The United States isn’t the only country with skin in the renewable energy sources game. Several countries are investing in alternate energy systems to generate power in a more sustainable and environmentally friendly way.
Country #1: Canada
The industry of renewable energy has been on the rise in Canada over recent years, especially in terms of solar power systems. By next year, the province of Ontario is estimated to construct enough solar panel racking systems to generate two gigawatts of solar electricity. Installing these solar panel racking systems in addition to renewable energy systems has caused a 37% increase in the amount of Canadians working in the field of renewable energy in a span of four years. Coming in at 16.9%, renewable energy sources contribute a significant portion of the country’s total energy supply.
Country #2: Brazil
The South American country of Brazil contributes significant investments towards wind energy. As the host of the 2014 World Cup, Brazil incorporated the use of solar energy through building solar panel racking systems into World Cup stadiums and venues. An impressive 90% of Brazil’s electricity is produced through hydroelectric power plants but the country continues to look into alternatives such as wind and biomass. Developing vehicles that run on bio-fuel derived from sugar cane to create ethanol continues to set an example of forward-thinking in diverse renewable energy alternatives.
Country #3: China
As the largest energy consuming country in the world, China’s renewable energy policies create a significant impact that is felt globally. China is the leader in clean energy investments with about half of investments targeting the use of wind power. A strategy to decrease air pollution while increasing self-sustainability has kick started China’s desire to expand their market for renewable energy systems. China experts predict that by 2050, the amount of energy derived from coal-powered plants will drop by 20% to 40% as the infrastructure for renewable energy continues to grow.
Country #4: Japan
In the early 2000s Japan was the second largest producer of solar energy.

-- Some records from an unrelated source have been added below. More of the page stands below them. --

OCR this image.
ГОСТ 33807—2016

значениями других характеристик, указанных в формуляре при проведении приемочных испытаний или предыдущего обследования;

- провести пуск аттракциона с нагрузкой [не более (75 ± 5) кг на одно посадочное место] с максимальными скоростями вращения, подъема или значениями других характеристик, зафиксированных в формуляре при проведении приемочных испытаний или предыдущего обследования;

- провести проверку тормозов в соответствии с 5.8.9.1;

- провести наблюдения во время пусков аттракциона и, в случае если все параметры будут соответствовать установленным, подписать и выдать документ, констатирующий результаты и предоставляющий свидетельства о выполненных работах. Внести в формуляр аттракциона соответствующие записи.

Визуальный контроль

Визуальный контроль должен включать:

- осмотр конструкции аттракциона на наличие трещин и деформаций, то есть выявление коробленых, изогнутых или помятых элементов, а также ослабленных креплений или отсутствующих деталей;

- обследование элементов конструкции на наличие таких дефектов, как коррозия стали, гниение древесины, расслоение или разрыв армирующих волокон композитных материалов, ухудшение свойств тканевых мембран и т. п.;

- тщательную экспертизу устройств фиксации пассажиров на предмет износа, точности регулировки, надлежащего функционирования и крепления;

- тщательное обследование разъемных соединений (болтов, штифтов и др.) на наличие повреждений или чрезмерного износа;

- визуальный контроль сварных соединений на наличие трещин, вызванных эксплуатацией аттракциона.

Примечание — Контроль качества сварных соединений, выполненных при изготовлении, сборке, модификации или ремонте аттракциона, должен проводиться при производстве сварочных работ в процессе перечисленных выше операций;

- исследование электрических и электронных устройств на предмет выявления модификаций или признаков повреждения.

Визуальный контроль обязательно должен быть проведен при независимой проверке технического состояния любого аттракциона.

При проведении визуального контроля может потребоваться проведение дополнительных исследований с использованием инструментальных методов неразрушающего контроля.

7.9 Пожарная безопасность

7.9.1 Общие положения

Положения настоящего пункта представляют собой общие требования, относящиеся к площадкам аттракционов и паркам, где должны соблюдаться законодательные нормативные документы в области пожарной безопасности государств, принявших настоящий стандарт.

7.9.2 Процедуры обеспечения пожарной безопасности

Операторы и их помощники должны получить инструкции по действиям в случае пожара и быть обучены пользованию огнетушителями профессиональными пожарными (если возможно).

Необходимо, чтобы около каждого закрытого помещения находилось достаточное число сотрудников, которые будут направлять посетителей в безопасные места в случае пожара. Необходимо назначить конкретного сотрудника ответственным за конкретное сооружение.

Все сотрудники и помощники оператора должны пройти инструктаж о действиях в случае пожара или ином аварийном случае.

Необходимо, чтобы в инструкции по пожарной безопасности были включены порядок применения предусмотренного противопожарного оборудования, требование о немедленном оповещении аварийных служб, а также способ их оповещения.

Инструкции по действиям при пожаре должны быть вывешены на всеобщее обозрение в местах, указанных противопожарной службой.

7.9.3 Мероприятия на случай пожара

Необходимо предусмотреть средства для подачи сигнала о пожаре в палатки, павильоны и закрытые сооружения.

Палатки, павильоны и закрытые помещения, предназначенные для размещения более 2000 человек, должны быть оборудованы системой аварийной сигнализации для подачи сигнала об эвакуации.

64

As a country that imports the majority of its energy, the oil crises of the 1970s caused Japan to prioritize renewable energy investments. Since 2012, Japan has increased its clean energy capacity by 11,090 megawatts after introducing an investment incentive. Through large-scale projects building wind farms and mega-solar power plants, the country hopes to continue to expand its domestic energy resources. With lots of access to coastline, Japan has created solar power plants offshore to generate power without taking land away from an already densely populated area.
Countries continue to improve the technology for renewable energy. As a result of this, renewable energy becomes more and more cost-effective. As countries develop policies for promoting the use of renewable energy it is a good idea to take note of what is and isn’t producing desirable results. Please share your thoughts and comments.